By DAVID RAINER, Alabama Department of Conservation and Natural Resources
The contribution Ericha Shelton-Nix continues to make to Alabama’s nongame wildlife populations has been recognized for the second year in a row by the U.S. Fish and Wildlife Service (USFWS).
Nix, a biologist with the Alabama Department of Conservation and Natural Resources’ (ADCNR) Wildlife and Freshwater Fisheries (WFF) Division, was among the recipients in the Southeast Region to receive the 2021-2022 Regional Director’s Honor Award for Private Landowners (Group). The award announcement reads: “Southeast Forest Landowner Conservation partner awards acknowledge your significant contribution and willingness to work with the Service toward the conservation of natural resources in the Southeast.”
Nix received the same recognition for 2020-2021 for her work with Alabama’s unique Red Hills Salamander and its habitat in Monroe County.
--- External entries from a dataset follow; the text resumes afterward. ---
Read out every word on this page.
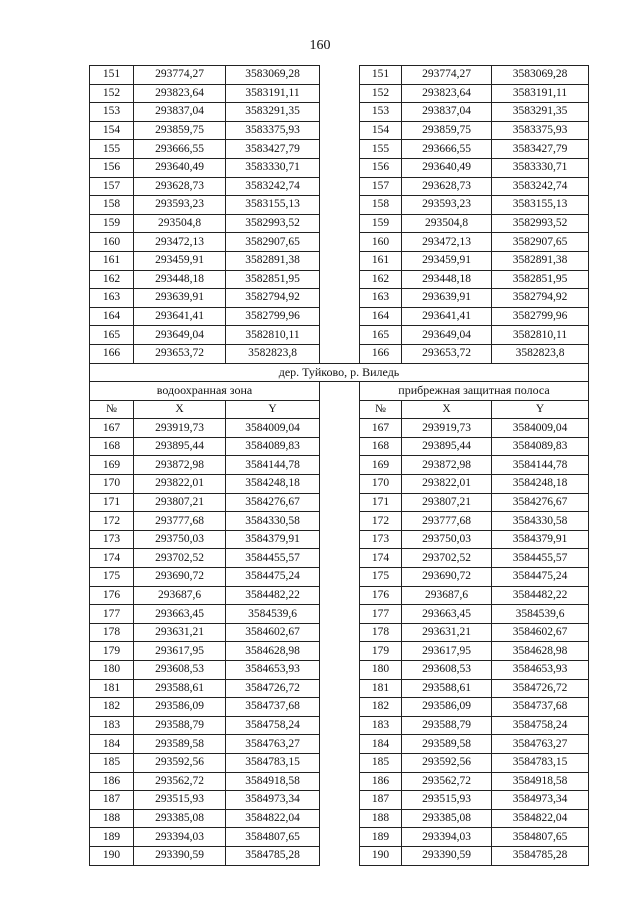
160
151	293774,27	3583069,28		151	293774,27	3583069,28
152	293823,64	3583191,11		152	293823,64	3583191,11
153	293837,04	3583291,35		153	293837,04	3583291,35
154	293859,75	3583375,93		154	293859,75	3583375,93
155	293666,55	3583427,79		155	293666,55	3583427,79
156	293640,49	3583330,71		156	293640,49	3583330,71
157	293628,73	3583242,74		157	293628,73	3583242,74
158	293593,23	3583155,13		158	293593,23	3583155,13
159	293504,8	3582993,52		159	293504,8	3582993,52
160	293472,13	3582907,65		160	293472,13	3582907,65
161	293459,91	3582891,38		161	293459,91	3582891,38
162	293448,18	3582851,95		162	293448,18	3582851,95
163	293639,91	3582794,92		163	293639,91	3582794,92
164	293641,41	3582799,96		164	293641,41	3582799,96
165	293649,04	3582810,11		165	293649,04	3582810,11
166	293653,72	3582823,8		166	293653,72	3582823,8
дер. Туйково, р. Виледь						
водоохранная зона				прибрежная защитная полоса		
№	X	Y		№	X	Y
167	293919,73	3584009,04		167	293919,73	3584009,04
168	293895,44	3584089,83		168	293895,44	3584089,83
169	293872,98	3584144,78		169	293872,98	3584144,78
170	293822,01	3584248,18		170	293822,01	3584248,18
171	293807,21	3584276,67		171	293807,21	3584276,67
172	293777,68	3584330,58		172	293777,68	3584330,58
173	293750,03	3584379,91		173	293750,03	3584379,91
174	293702,52	3584455,57		174	293702,52	3584455,57
175	293690,72	3584475,24		175	293690,72	3584475,24
176	293687,6	3584482,22		176	293687,6	3584482,22
177	293663,45	3584539,6		177	293663,45	3584539,6
178	293631,21	3584602,67		178	293631,21	3584602,67
179	293617,95	3584628,98		179	293617,95	3584628,98
180	293608,53	3584653,93		180	293608,53	3584653,93
181	293588,61	3584726,72		181	293588,61	3584726,72
182	293586,09	3584737,68		182	293586,09	3584737,68
183	293588,79	3584758,24		183	293588,79	3584758,24
184	293589,58	3584763,27		184	293589,58	3584763,27
185	293592,56	3584783,15		185	293592,56	3584783,15
186	293562,72	3584918,58		186	293562,72	3584918,58
187	293515,93	3584973,34		187	293515,93	3584973,34
188	293385,08	3584822,04		188	293385,08	3584822,04
189	293394,03	3584807,65		189	293394,03	3584807,65
190	293390,59	3584785,28		190	293390,59	3584785,28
She was part of the team that helped with the land acquisition that became the Red Hills Wildlife Management Area.
This year’s award was for her work with gopher tortoise research and conservation in southeast Alabama, which included starting the Alabama Tortoise Alliance (ALTA), a partnership with private landowners, state and federal agencies, local governments, organizations and businesses to manage and conserve gopher tortoise populations and habitat. Other members of the ALTA group were recognized by USFWS, including Ray Metzler with the Alabama Forestry Commission.
“I started the Alabama Tortoise Alliance, and we met every six months,” Nix said. “We had 30 to 50 people coming together from across the state to collaborate for gopher tortoise conservation. The initiative was that everybody was doing something, but nobody knew what the other person was doing for gopher tortoises. So, the whole point was to collaborate and compile information that was considered as good science and then submit that information to the U.S. Fish and Wildlife Service, so it could be used in the listings decisions.”
Chuck Sykes, WFF Director, applauded the recognition Nix received from the USFWS.
“Ericha is a leader in gopher tortoise advocacy for our agency,” Sykes said. “Her work with our federal partners, nongovernmental organizations, private landowners as well as industry sets a shining example of how collaboration moves the needle in wildlife and ecosystem conservation.”
The gopher tortoise is considered a keystone species, impacting about 365 species of amphibians, reptiles, birds, mammals and invertebrates in the sandy-soil habitat across their southeastern range. In August 2022, juvenile gopher tortoises were released in Geneva State Forest Wildlife Management Area (WMA) in Covington County to facilitate research on the animals’ range and movement patterns. Transmitters were attached to numerous tortoises, and the telemetry work to track those animals started on June 1. Jeff Goessling, an assistant professor at Eckerd College in St. Petersburg, Florida, and his students will conduct the telemetry research.
“We’re ready to see where those tortoises dispersed,” Nix said. “We have 90 tortoises with transmitters, both head-starts (hatchling tortoises reared in captivity to maximize growth rates) and adults. The larger pen has been removed, and we want to see if the animals are staying there or if they’re dispersing farther out. We consolidated those tortoises in the 40-acre pen to create a population that would be on a trajectory to become viable in the future, that would have sufficient density to propagate.
“We fenced that area in Geneva WMA to hopefully create site fidelity. Otherwise, they just want to return to where they came from. Now that we have taken down the fence, we’re going to see if they are going to stay put or if they’re going to move.”